Si la nouvelle de la tentative d’enlèvement de Housseini Amion Guindo est confirmée, elle serait autant désastreuse pour les autorités de la transition qu’inquiétante pour l’ensemble des Maliens. Elle  créditerait, en effet, l’idée que celles-là ne reculent pas devant les méthodes staliniennes ou sékoutouréennes si l’on préfère pour non seulement assurer leur survie mais aussi atteindre l’objectif qu’elles se sont fixé de faire durer la transition plus que convenu.

 

Figure reconnue de la scène politique malienne en tant que leader de la Convergence pour le développement du Mali (CODEM) et pour avoir été député, plusieurs fois ministre et plus d’une fois candidat à des élections présidentielles, Housseini Amion Guindo est actuellement le président du Cadre d’Echange des Partis et Regroupements politiques pour une Transition Réussie au Mali. Lequel coupe le sommeil aux autorités de la transition par son opposition déclarée à la tenue des Assises nationales de la refondation de l’Etat, à l’organe unique de gestion des élections et à la prorogation de la transition au-delà des 18 mois prescrits par la charte issue des Concertations nationales et validés par la communauté internationale. Le 8 novembre dernier, il réagissait aux sanctions annoncées la veille  par la CEDEAO contre les autorités et institutions de la transition ainsi que les membres de leurs familles en ces termes : » je crains, hélas, le pire si l’on continue sur ce chemin. J’exhorte à nouveau ceux qui sont à la tête de notre pays au respect des engagements qu’ils ont pris sous serment. Toute autre posture de leur part ne pourra être interprétée que comme une démarche préjudiciable à notre pays . » Est-ce pour avoir tenu ces propos que  » la tentative d’enlèvement  » a été opérée à son endroit ? Lui le croit volontiers qui évoque pour l’expliquer « une atteinte à sa liberté de s’exprimer, de dire son opinion« .
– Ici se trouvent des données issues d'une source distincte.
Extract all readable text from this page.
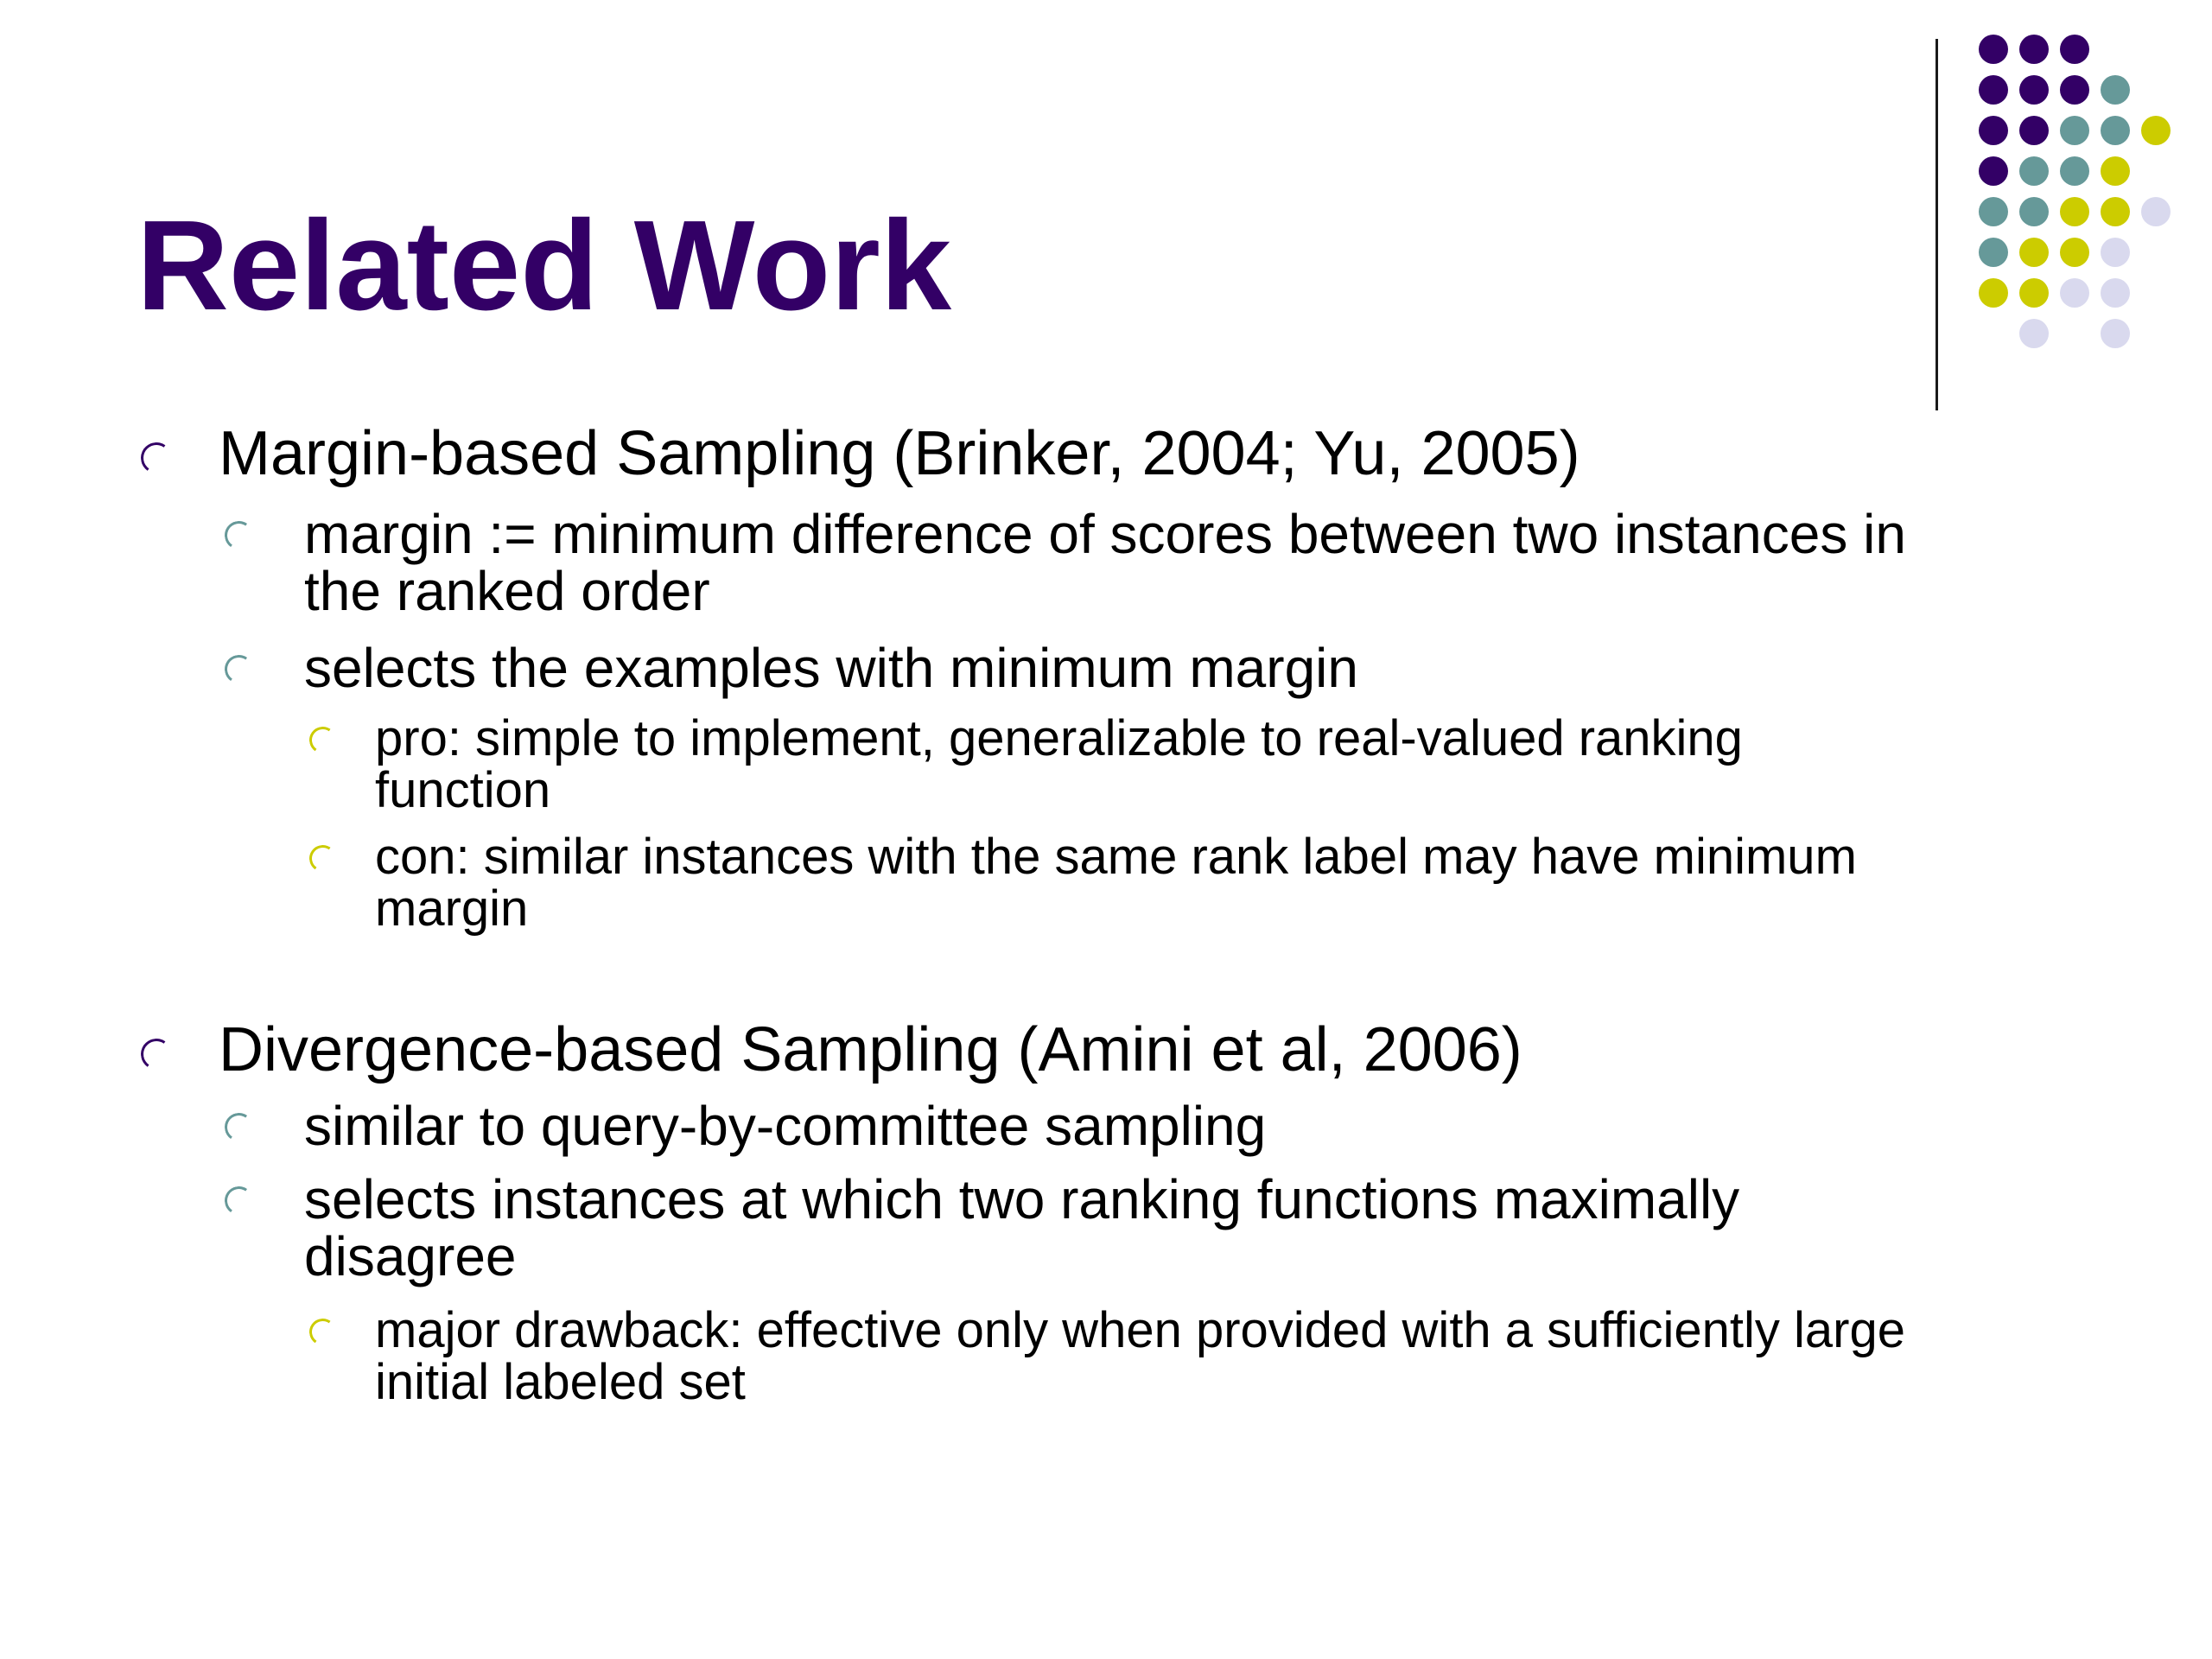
Related Work
Margin-based Sampling (Brinker, 2004; Yu, 2005)
margin := minimum difference of scores between two instances in
the ranked order
selects the examples with minimum margin
pro: simple to implement, generalizable to real-valued ranking
function
con: similar instances with the same rank label may have minimum
margin
Divergence-based Sampling (Amini et al, 2006)
similar to query-by-committee sampling
selects instances at which two ranking functions maximally
disagree
major drawback: effective only when provided with a sufficiently large
initial labeled set
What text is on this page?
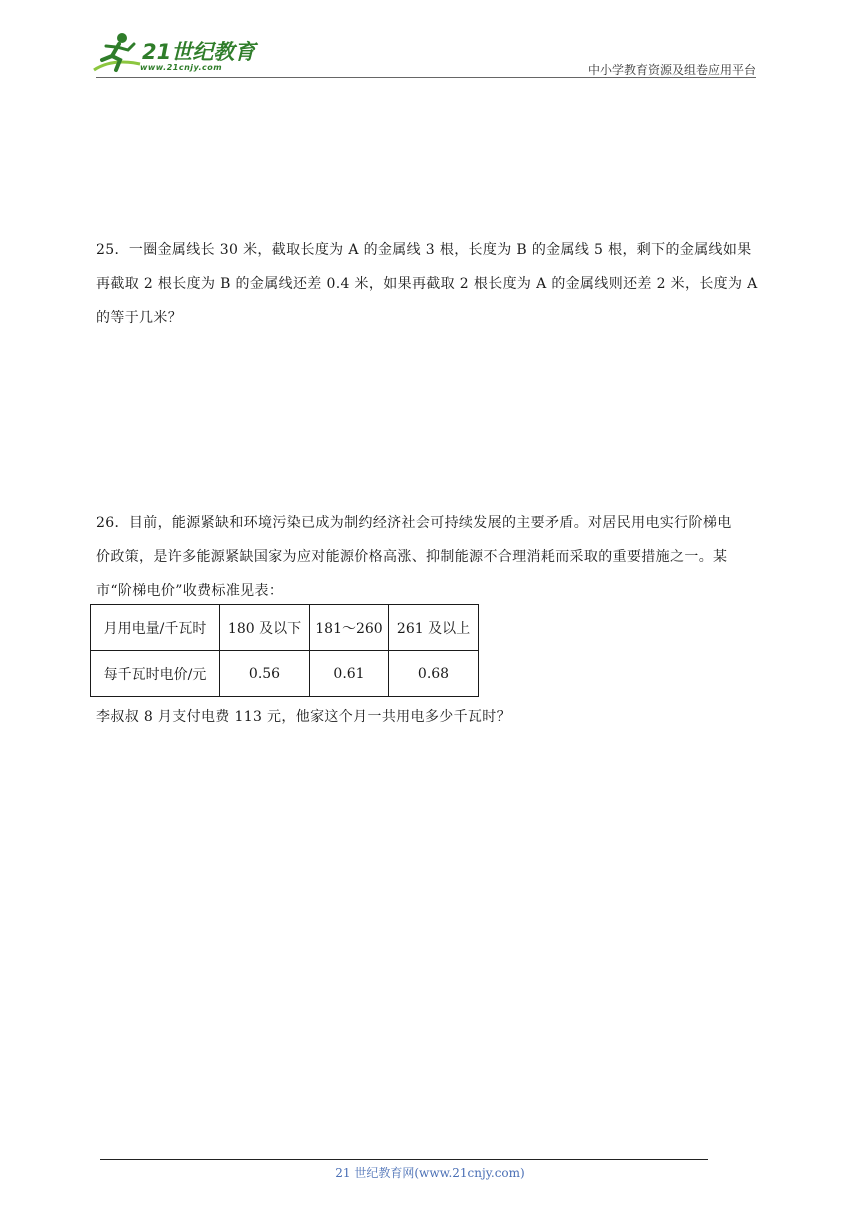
21世纪教育
www.21cnjy.com	中小学教育资源及组卷应用平台

25．一圈金属线长 30 米，截取长度为 A 的金属线 3 根，长度为 B 的金属线 5 根，剩下的金属线如果

再截取 2 根长度为 B 的金属线还差 0.4 米，如果再截取 2 根长度为 A 的金属线则还差 2 米，长度为 A

的等于几米？

26．目前，能源紧缺和环境污染已成为制约经济社会可持续发展的主要矛盾。对居民用电实行阶梯电

价政策，是许多能源紧缺国家为应对能源价格高涨、抑制能源不合理消耗而采取的重要措施之一。某

市“阶梯电价”收费标准见表：

月用电量/千瓦时	180 及以下	181～260	261 及以上
每千瓦时电价/元	0.56	0.61	0.68
李叔叔 8 月支付电费 113 元，他家这个月一共用电多少千瓦时？
21 世纪教育网(www.21cnjy.com)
Cet épisode fâcheux survient après l’arrestation,la semaine précédente, de sept personnalités pour «  tentative de coup d’Etat et complot contre le gouvernement « . Parmi ces nouveaux mis en cause et pensionnaires de l’univers carcéral malien, l’ex-Directeur général de la Sécurité d’Etat, le colonel-major Kassoum Goïta et l’ex-Secrétaire général de la présidence de la transition, Pr Kalilou Doumbia, tous ayant servi sous Bah N’Daw. Ils avaient disparu depuis plusieurs mois pour le premier, plusieurs semaines pour le second,  pour réapparaître seulement le 5 novembre à la faveur de l’annonce de leur mise sous écrou pour les motifs mentionnés plus haut.

Avant ce groupe des  » sept  » où figure un marabout, il y avait eu l’interpellation de  » la bande  » à Boubou Cissé-si l’ex-premier ministre veut bien nous excuser pour l’utilisation de ce mot- pour « tentative de déstabilisation des institutions de la transition « – dans laquelle se trouvait déjà un marabout. Le dernier chef de gouvernement sous le président IBK n’a eu  » la vie sauve« , selon l’expression qui lui a été prêtée, qu’en fuyant son domicile pour se «  mettre en sécurité quelque part dans le pays « . En attendant d’être lavés de tout soupçon, lui et les autres co-interpellés, dont le chroniqueur activiste Ras Bath, par la justice.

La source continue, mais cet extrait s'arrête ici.